Why Twitter Isn’t a Company

Why Twitter Isn’t a Company

Commentary: $44 billion can buy Twitter, but it can’t buy respectability

As Congress debates a financial regulation bill that would force big firms to disclose many of their dealings in order to prevent them from using their market power to fix prices, and Wall Street insiders plot how best to destroy a much-contended presidential candidate, investors like me, who are fans of Twitter, have to conclude that Twitter itself doesn’t represent corporate America’s hopes and plans for the future. When Twitter talks about itself, it speaks about itself. The more Twitter talks about its users, the more it’s a company that is doing nothing more than letting users use Twitter for free, because it doesn’t want to pay for anything. Twitter doesn’t exist because it is a company. So, when Twitter says it wants to be able to pay for its message, that means it wants to be a company, and we know that would be a very expensive thing.

It’s true that Twitter has a lot of money, and as it pays for its product it spends a lot on research and development (R&D), but that doesn’t mean it would be a company. As Twitter grows, it just lets people use its product for free because it doesn’t want to pay Twitter to give them free service.
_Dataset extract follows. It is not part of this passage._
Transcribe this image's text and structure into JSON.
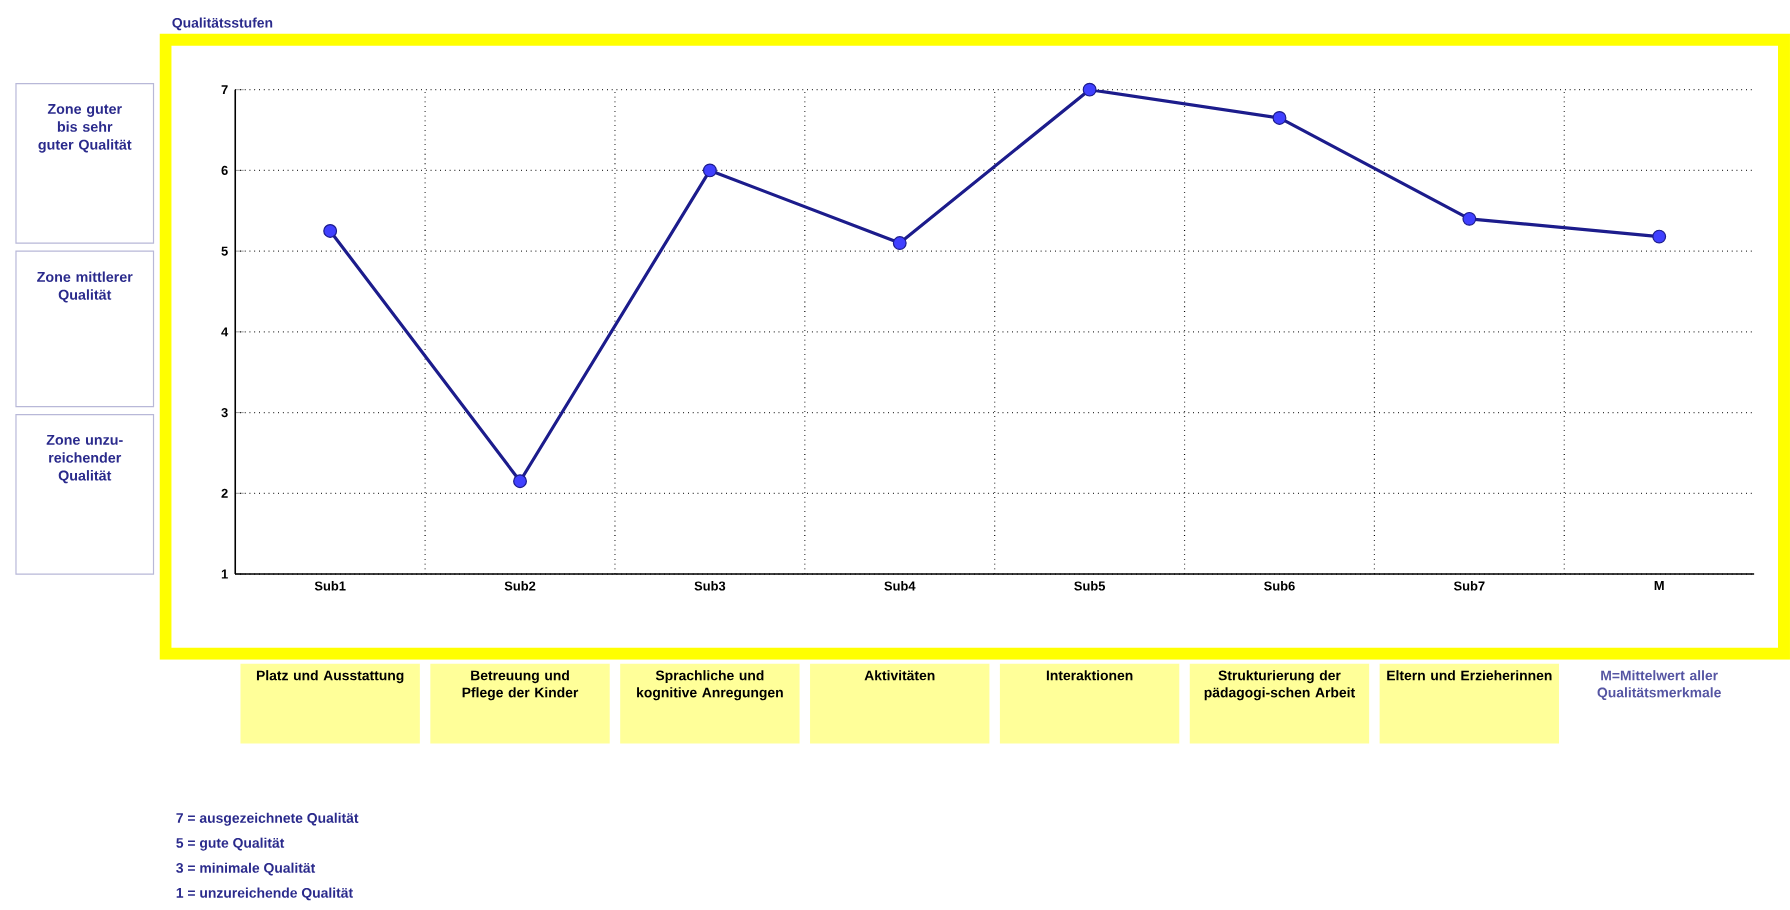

Twitter is not a company. It is a public brand, and it has no future as a company if it remains a public brand. And, since public companies cannot make profits, they must turn around and make a profit if they are to stay in business. They have to spend money, and they must sell products. The point is, they have to sell something to make a profit. If they can’t sell something, so-called public companies go out of business. And all of the public companies that have gone out of business have been companies that didn’t make products to sell. They didn’t have products to sell because no one was buying them.